El padre O'Connor era el más dispuesto de estos amigos para captar las señales de la voluntad de Gilbert, que desde hacía mucho tiempo conocía su deseo de ser bienvenido en la Iglesia católica. Le había confiado, mientras luchaba con la pluma en defensa de la fe, que “los hombres no están cansados del cristianismo. Nunca encontraron lo suficiente como para estar cansados”. Años más tarde, al hablar de ello en su Autobiografía, explica así los motivos de su decisión: «Cuando la gente me pregunta a mí o a cualquier otro: "¿Por qué te uniste a la Iglesia de Roma?", la primera respuesta esencial, aunque parcialmente incompleta, es: "Liberarme de mis pecados". Porque no hay otro sistema religioso que verdaderamente pretenda liberar a las personas de los pecados. Esto encuentra su confirmación en la lógica, aterradora para muchos, con la que la Iglesia llega a la conclusión de que el pecado confesado y llorado adecuadamente, es de hecho abolido, y que el pecador verdaderamente comienza de nuevo, como si nunca hubiera pecado. […] Dios realmente lo hizo a Su imagen. Ahora es un nuevo experimento del Creador. Es un experimento tan nuevo como lo era cuando tenía solo cinco años. Se encuentra en la luz blanca del comienzo digno de la vida de un hombre. La acumulación de tiempo ya no puede asustar. El hombre puede ser canoso y gotoso, pero solo es viejo de cinco minutos. Es decir, la idea de aceptar las cosas con gratitud y no tomarlas sin importancia. Así el Sacramento de la Penitencia da nueva vida y reconcilia al hombre con todo lo que vive: pero no lo hace como lo hacen los optimistas y paganos predicadores de la felicidad. El regalo se hace a un precio y está condicionado a la confesión. He dicho que esta religión cruda y primitiva de la gratitud no me salvó de la ingratitud del pecado, que para mí es horrible al máximo grado, quizás porque es ingratitud. Sólo he encontrado una religión que se atrevió a bajar conmigo a lo más profundo de mí mismo».

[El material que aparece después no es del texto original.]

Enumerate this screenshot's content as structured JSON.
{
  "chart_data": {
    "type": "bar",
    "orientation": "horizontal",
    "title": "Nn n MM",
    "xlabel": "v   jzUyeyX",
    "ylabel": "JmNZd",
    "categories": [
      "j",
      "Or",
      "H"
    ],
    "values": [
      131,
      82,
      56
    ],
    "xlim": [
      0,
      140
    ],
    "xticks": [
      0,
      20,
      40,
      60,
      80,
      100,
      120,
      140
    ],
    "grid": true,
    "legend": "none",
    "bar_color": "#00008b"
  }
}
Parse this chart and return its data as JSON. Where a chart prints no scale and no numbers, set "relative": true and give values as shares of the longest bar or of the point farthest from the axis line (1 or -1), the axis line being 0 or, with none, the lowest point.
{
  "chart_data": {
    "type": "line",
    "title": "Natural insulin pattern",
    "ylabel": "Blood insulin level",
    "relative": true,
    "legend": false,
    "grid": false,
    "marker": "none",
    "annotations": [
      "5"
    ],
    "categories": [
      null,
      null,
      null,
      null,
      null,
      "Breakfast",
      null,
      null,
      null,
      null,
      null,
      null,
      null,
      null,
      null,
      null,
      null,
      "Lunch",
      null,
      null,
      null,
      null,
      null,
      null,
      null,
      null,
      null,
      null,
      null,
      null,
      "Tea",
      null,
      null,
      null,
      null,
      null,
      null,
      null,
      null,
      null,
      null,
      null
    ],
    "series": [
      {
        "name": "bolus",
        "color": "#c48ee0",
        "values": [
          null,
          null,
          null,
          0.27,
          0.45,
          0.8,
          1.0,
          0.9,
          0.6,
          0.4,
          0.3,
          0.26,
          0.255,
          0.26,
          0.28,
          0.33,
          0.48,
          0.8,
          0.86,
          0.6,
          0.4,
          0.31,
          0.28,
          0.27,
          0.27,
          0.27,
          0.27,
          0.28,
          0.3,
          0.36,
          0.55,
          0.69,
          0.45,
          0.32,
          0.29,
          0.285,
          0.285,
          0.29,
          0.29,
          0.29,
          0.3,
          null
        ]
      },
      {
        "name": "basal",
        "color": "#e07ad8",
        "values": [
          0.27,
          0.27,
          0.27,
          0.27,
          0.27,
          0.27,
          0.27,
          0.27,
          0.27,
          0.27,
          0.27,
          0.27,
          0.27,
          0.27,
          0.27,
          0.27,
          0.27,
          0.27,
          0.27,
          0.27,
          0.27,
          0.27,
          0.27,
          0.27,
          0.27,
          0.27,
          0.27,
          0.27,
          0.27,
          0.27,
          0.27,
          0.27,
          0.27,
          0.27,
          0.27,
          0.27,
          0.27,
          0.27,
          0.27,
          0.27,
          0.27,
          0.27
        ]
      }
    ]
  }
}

En el verano de 1922, Gilbert decidió unirse a la Iglesia Católica. El día del bautizo, celebrado en Beaconsfield, el pueblo al norte de Londres donde vivía con su esposa, fue emotivo y cómico, al más puro estilo chestertoniano. Antes del rito Gilbert repasó un pequeño catecismo, reflexionando en voz baja y caminando de un lado a otro por la casa. Sobre ese día crucial en su vida escribió inmediatamente una carta a su madre, que seguía siendo protestante: «Mi queridísima madre, te escribo para decirte algo antes de escribirlo a cualquier otra persona. Siempre has sido lo suficientemente sabia como para no juzgar a las personas por sus opiniones, sino por las opiniones de las personas. Es una larga historia, en cierto modo, pero llegué a la misma conclusión que Cecil sobre la necesidad de religión y rectitud en el mundo moderno, y ahora soy católico como él, después de haber reclamado durante mucho tiempo ese nombre en el sentido anglo-católico. No voy a armar un escándalo tonto tranquilizándote sobre cosas de las que estoy seguro de que nunca dudaste; estas cosas no dañan ninguna relación entre personas que se aman tan apasionadamente como nosotros, tanto más cuanto que nunca constituyeron una diferencia en el amor entre Cecil y nosotros. Pero hay dos cosas que quiero decirte, por si, por alguna otra impresión, no te das cuenta. He pensado en ti, en todo lo que te debo a ti y a mi padre, no sólo en términos de afecto, sino en los ideales de honor, libertad, caridad y todas las demás cosas buenas que siempre me has enseñado, y no tengo conciencia de la más mínima fractura o diferencia en estos ideales, sino sólo de una nueva y necesaria forma de luchar por ellos. Creo, como Cecil, que la lucha por la familia, por la libertad del ciudadano y por todo lo digno debe ser ahora librada por la única forma militante del cristianismo. Lo otro es que lo pensé en lo más profundo de mí mismo y no en un impulso sentimental. Han pasado meses desde que vi a mis amigos católicos y años desde que hablé de esto con ellos. Yo creo que sea la verdad. Tu queridísimo hijo Gilbert».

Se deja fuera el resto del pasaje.